SaveMe Oh Performance 9 June 2015

Performance Art by SaveMe Oh

A floor has been laid out. Moving green dots on the map mark a crowd gathering.

An hour before I’d been at work, planning to stay on for the evening’s film. But I’d picked up on Ziki Questi’s twitter feed that SaveMe Oh was going to stage a performance that evening, at The Josef K Galleria dell’Arte. For sure, I know of SaveMe’s reputation. But then you can’t always predict the ones that sink their teeth in your leg, I well know.

I’d been to one of her performances before, but not with a graphic card that could take the display in its stride, or a pair of quality speakers to pump the bass. I invested in a couple of decent speakers for my computer because I listen to so much music while sat in front of it. For the price of a couple of gig tickets it’s been well worth it. But apparently I’m the kind of girl who puts on headphones when I go to a concert, and I’d hate to disappoint a friend. And I like nothing better than a bit of visual humour laced with sarcasm too.
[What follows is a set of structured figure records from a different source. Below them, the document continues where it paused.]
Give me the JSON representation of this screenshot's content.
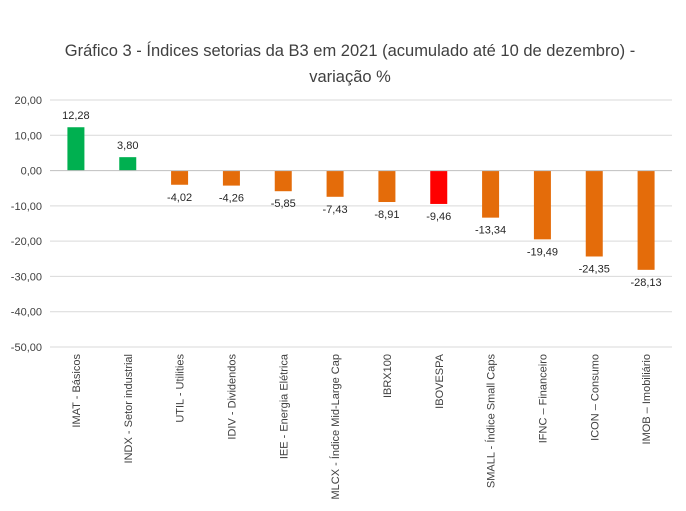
{
  "chart_data": {
    "type": "bar",
    "title": "Gráfico 3 - Índices setorias da B3 em 2021 (acumulado até 10 de dezembro) - variação %",
    "categories": [
      "IMAT - Básicos",
      "INDX - Setor industrial",
      "UTIL - Utilities",
      "IDIV - Dividendos",
      "IEE - Energia Elétrica",
      "MLCX - Índice Mid-Large Cap",
      "IBRX100",
      "IBOVESPA",
      "SMALL - Índice Small Caps",
      "IFNC – Financeiro",
      "ICON – Consumo",
      "IMOB – Imobiliário"
    ],
    "values": [
      12.28,
      3.8,
      -4.02,
      -4.26,
      -5.85,
      -7.43,
      -8.91,
      -9.46,
      -13.34,
      -19.49,
      -24.35,
      -28.13
    ],
    "data_labels": [
      "12,28",
      "3,80",
      "-4,02",
      "-4,26",
      "-5,85",
      "-7,43",
      "-8,91",
      "-9,46",
      "-13,34",
      "-19,49",
      "-24,35",
      "-28,13"
    ],
    "ylim": [
      -50,
      20
    ],
    "yticks": [
      20,
      10,
      0,
      -10,
      -20,
      -30,
      -40,
      -50
    ],
    "ytick_labels": [
      "20,00",
      "10,00",
      "0,00",
      "-10,00",
      "-20,00",
      "-30,00",
      "-40,00",
      "-50,00"
    ],
    "grid": true,
    "xlabel": "",
    "ylabel": "",
    "colors": {
      "positive": "#00b050",
      "negative": "#e46c0a",
      "highlight": "#ff0000",
      "grid": "#d9d9d9",
      "axis": "#bfbfbf"
    },
    "highlight_category": "IBOVESPA"
  }
}
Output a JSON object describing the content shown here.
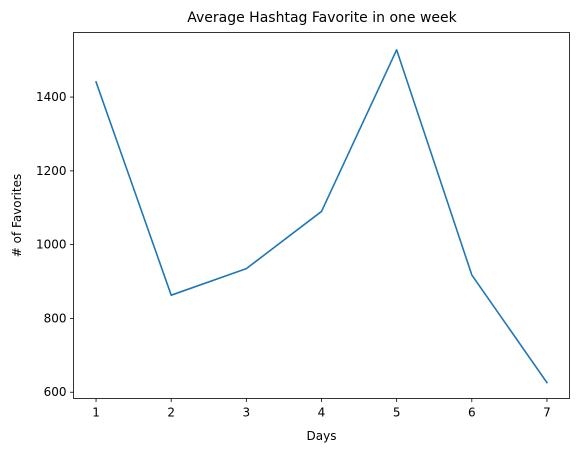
{
  "chart_data": {
    "type": "line",
    "title": "Average Hashtag Favorite in one week",
    "xlabel": "Days",
    "ylabel": "# of Favorites",
    "x": [
      1,
      2,
      3,
      4,
      5,
      6,
      7
    ],
    "xlim": [
      0.7,
      7.3
    ],
    "ylim": [
      583,
      1575
    ],
    "x_ticks": [
      1,
      2,
      3,
      4,
      5,
      6,
      7
    ],
    "y_ticks": [
      600,
      800,
      1000,
      1200,
      1400
    ],
    "grid": false,
    "line_color": "#1f77b4",
    "series": [
      {
        "values": [
          1441,
          863,
          935,
          1090,
          1528,
          918,
          626
        ]
      }
    ]
  }
}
The visual pace is incessant; the sound track, a Canadian rock station, affirms it. The soundtrack on the video is Rage (feat Vosmoy) (Still Pluto) / CC BY-NC-SA 4.0

There’s also an album of images on Flickr, which are larger but fewer than the ones at the bottom of the post.

I’ve talked many times on my blog about what is digital art. While you can argue about the overlap, the core has to be what it can do that other forms can’t. And this is digital art. Re-embodied, not dis-embodied we are sharing an experience with others; it is temporary, ephemeral, immersive, visceral. We have gathered from around the World in one chosen place. It is immersive and visceral because of its own persuasive power and our sense of being. Campfire stories do it, cinema does it, games do it.
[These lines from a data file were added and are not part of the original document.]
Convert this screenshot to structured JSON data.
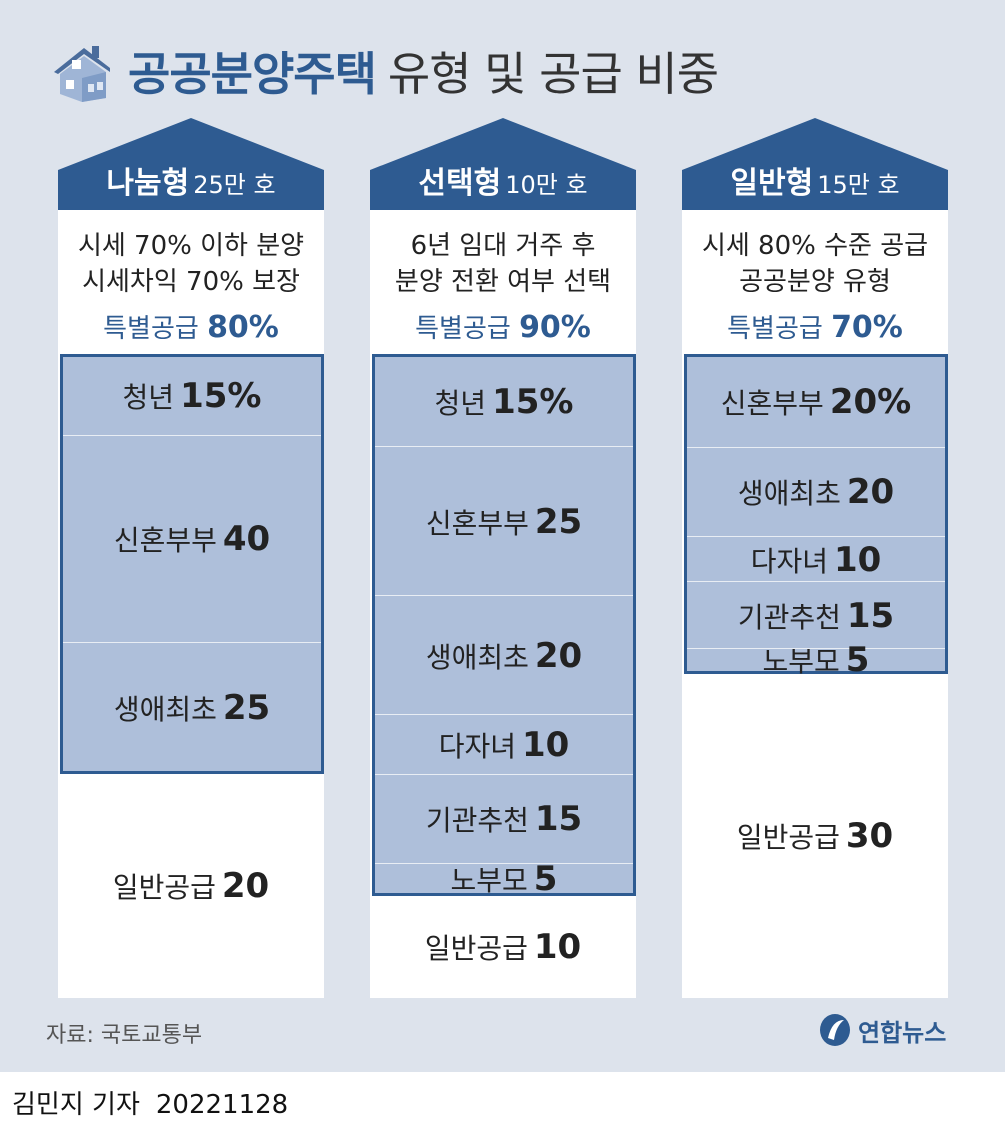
{
  "header": {
    "title_bold": "공공분양주택",
    "title_rest": "유형 및 공급 비중"
  },
  "chart_data": {
    "type": "bar",
    "subtype": "stacked-100",
    "categories": [
      "나눔형",
      "선택형",
      "일반형"
    ],
    "columns": [
      {
        "name": "나눔형",
        "quantity": "25만 호",
        "desc": [
          "시세 70% 이하 분양",
          "시세차익 70% 보장"
        ],
        "special_label": "특별공급",
        "special_pct": "80%",
        "segments": [
          {
            "label": "청년",
            "value": 15,
            "display": "15%"
          },
          {
            "label": "신혼부부",
            "value": 40,
            "display": "40"
          },
          {
            "label": "생애최초",
            "value": 25,
            "display": "25"
          }
        ],
        "general": {
          "label": "일반공급",
          "value": 20,
          "display": "20"
        }
      },
      {
        "name": "선택형",
        "quantity": "10만 호",
        "desc": [
          "6년 임대 거주 후",
          "분양 전환 여부 선택"
        ],
        "special_label": "특별공급",
        "special_pct": "90%",
        "segments": [
          {
            "label": "청년",
            "value": 15,
            "display": "15%"
          },
          {
            "label": "신혼부부",
            "value": 25,
            "display": "25"
          },
          {
            "label": "생애최초",
            "value": 20,
            "display": "20"
          },
          {
            "label": "다자녀",
            "value": 10,
            "display": "10"
          },
          {
            "label": "기관추천",
            "value": 15,
            "display": "15"
          },
          {
            "label": "노부모",
            "value": 5,
            "display": "5"
          }
        ],
        "general": {
          "label": "일반공급",
          "value": 10,
          "display": "10"
        }
      },
      {
        "name": "일반형",
        "quantity": "15만 호",
        "desc": [
          "시세 80% 수준 공급",
          "공공분양 유형"
        ],
        "special_label": "특별공급",
        "special_pct": "70%",
        "segments": [
          {
            "label": "신혼부부",
            "value": 20,
            "display": "20%"
          },
          {
            "label": "생애최초",
            "value": 20,
            "display": "20"
          },
          {
            "label": "다자녀",
            "value": 10,
            "display": "10"
          },
          {
            "label": "기관추천",
            "value": 15,
            "display": "15"
          },
          {
            "label": "노부모",
            "value": 5,
            "display": "5"
          }
        ],
        "general": {
          "label": "일반공급",
          "value": 30,
          "display": "30"
        }
      }
    ]
  },
  "footer": {
    "source": "자료: 국토교통부",
    "logo": "연합뉴스",
    "reporter": "김민지 기자",
    "date": "20221128"
  },
  "colors": {
    "primary": "#2e5b91",
    "box_fill": "#aebfda",
    "background": "#dde3ec"
  }
}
It is not because the technology shuts everything else out. Immersivity is a state of mind, not a state of technology.

Throughout are voices, typed in local chat. I’m concentrating on the images and only turn to conversation towards the end. This is a sociability, an engagement, a playfulness that is part of the performance, something the artist can only facilitate, not create. And she is encouraging it.*

This is the profound difference between the artist as gatekeeper, the maintainer of good taste and high art, and the artist that breaks down the doors and lets everyone in, to make of it what they will. Vive la révolution.